I've been asked on more than one occasion, how and why I made the switch from Law to Real Estate. It actually started my first semester in Law School. As I sat through Contracts, Torts and Civil Procedure - I realized that I may not be as in love with law as I thought I was. I was pretty sure that I didn't want to spend the rest of my career marking up contracts. With all of the money that I was spending to go back to school, I knew that I better come out of school with something that I could use, so, I decided to enroll in the joint JD/MBA program.
And there you have it. In one of my first MBA classes, the name of which I have long forgotten, but the lesson I have never forgotten, the Professor discussed a number of well-known, wealthy American families with fortunes in restaurants, sports teams, etc. The professor would throw out a name and then ask the class how the family made money. "The Lakers" we all yelled out or "McDonalds". The Professor than explained to us that these families had actually made their family fortunes in Real Estate. With the fortunes these families made in Real Estate, they went on to invest and create larger fortunes in other areas. I had stars in my eyes.

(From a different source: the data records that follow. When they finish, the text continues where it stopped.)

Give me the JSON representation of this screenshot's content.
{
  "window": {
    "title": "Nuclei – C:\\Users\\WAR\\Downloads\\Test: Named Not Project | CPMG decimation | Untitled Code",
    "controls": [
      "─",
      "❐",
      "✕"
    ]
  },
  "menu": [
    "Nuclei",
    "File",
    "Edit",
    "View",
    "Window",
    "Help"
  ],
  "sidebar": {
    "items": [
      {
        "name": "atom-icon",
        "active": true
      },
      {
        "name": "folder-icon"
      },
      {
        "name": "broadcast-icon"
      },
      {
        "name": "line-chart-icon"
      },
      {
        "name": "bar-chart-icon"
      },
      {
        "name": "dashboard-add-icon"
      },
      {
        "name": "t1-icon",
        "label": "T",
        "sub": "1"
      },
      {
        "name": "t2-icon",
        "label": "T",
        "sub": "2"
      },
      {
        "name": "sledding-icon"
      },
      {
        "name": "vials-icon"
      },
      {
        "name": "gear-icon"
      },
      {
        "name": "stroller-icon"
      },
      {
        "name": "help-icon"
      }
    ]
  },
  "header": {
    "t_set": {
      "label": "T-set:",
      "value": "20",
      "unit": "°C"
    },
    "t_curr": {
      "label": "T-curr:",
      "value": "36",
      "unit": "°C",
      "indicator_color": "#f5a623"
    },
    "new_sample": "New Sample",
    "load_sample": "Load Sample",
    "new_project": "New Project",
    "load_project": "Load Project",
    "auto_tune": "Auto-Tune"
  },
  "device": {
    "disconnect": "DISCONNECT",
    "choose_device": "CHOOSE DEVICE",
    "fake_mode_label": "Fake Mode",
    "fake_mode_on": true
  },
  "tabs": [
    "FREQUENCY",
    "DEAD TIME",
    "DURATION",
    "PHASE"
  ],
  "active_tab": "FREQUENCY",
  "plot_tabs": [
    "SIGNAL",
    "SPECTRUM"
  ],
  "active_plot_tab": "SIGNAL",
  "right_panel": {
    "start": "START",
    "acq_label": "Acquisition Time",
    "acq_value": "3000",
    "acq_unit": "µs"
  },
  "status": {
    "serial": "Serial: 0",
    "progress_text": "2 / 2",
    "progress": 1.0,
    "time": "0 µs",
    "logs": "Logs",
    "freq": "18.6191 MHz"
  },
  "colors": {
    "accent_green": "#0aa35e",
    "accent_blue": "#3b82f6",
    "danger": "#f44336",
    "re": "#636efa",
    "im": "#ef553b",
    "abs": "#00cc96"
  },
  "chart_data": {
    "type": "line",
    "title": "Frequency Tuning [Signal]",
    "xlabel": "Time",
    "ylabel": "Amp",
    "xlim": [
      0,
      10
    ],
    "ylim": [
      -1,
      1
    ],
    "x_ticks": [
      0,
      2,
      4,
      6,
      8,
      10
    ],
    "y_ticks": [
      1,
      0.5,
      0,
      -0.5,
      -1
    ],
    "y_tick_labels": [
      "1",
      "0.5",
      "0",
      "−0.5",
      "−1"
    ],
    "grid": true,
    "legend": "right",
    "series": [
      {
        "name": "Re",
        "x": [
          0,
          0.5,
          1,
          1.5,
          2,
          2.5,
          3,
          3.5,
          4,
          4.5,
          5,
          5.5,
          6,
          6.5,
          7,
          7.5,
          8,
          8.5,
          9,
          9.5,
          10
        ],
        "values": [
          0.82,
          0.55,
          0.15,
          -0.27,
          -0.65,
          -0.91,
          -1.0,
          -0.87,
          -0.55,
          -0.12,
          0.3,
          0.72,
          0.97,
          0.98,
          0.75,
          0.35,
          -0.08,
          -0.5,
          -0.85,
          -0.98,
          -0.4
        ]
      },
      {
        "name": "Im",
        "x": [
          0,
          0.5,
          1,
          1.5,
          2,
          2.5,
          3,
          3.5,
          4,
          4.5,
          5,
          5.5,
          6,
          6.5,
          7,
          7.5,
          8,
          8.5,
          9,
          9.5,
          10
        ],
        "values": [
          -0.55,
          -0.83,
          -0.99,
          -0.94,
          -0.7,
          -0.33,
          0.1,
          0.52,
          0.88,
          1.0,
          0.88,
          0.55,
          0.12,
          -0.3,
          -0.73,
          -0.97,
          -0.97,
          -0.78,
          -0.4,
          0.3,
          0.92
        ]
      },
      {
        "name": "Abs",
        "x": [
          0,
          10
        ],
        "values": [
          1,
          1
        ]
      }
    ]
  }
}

So, before I even graduated, I got my Real Estate license so that I could invest in Real Estate. I joined the Remax Suburban Team and off I went to make my fortune. I bought my first property for $40,000 and had the owner carry a second as part of the down payment. Unfortunately, I had negotiated a much better deal than mortgage company would allow, after all, they wanted me to share in the risk as well. I still have that home and it's has appreciated wonderfully, but also taught many lessons in real estate investment. And though real estate ownership is challenging, I still enjoy it and constantly plan for my next acquisition.
And so over the next few years, while I practiced law (and never quite seemed to get it right), I continued investing in Real Estate. I must say, it has never been easy. Tenants can be hard to deal with and properties always require upkeep (which always costs 50% more than expected) and yet I still love it. I figure if it was easy, everyone would do it. And so, I continue to renovate and buy and renovate and plan to buy in the hope that at retirement I will have a wonderful portfolio of holdings and more importantly something to leave behind for my children to give them a leg up in the world.
And so, when my husband was offered a job in Houston, I agreed to come on one condition. No more practicing law. I wanted to spend my time doing what I enjoy. And now I help others buy, sell and rent Real Estate. I am building up a clientele of buyer and sellers for personal homes, and I am also working with investors on buying properties as investments. After all, this is quickly becoming a landlord's market.
I believe that Real Estate is a great investment for so many reasons. It is one of the few investments that allows you to:
•o Buy an appreciating, high value asset for a percentage of its market value (otherwise known as your down-payment) which is typically 5% - 20%;
•o Borrow the balance of your purchase (from the bank in the form of a mortgage) while allowing you up to 30 years to pay them back;
•o Have someone else pays the bank back for you (your tenant who pays you rent, which you use to pay the mortgage every month).
•o Acquire Equity, in two ways:
•· Having your tenant pay down your mortgage. Let's say you borrowed $100,000 and a number of years have gone by and you only owe $76,000 - that gives you $24,000 in equity;
•· Property Appreciation. While you and your tenant have been paying your mortgage down, your property has also been appreciating. Using the scenario above, let's say you bought it for $100,000, and now you only owe $76,000, but now let's say it's increased in value over time and so now it is worth, $136,000. Your $136,000 house only has a mortgage on it of $76,000. You now have $60,000 in equity in your house.
Another great thing about is Real Estate Investment is the monthly passive cash flow which you get when the rates of rent outpace the mortgage payment. You can pretty much count on a wonderful cash flow when your mortgage is paid off and you can keep the payment from your tenant every month (as opposed to passing it through to the mortgage company). But often, rents increase to a point that you are in a positive cash flow situation many years before the actual mortgage is paid off (sometimes it's from inception and sometimes it's later down the line - it often depends on your strategy).
And finally, what conversation on Real Estate would be complete without discussing the huge tax advantages of Real Estate. Many of the expenses are tax-deductable. One should hire a great CPA or Tax Advisor to make sure that write-offs and itemizations are being used correctly.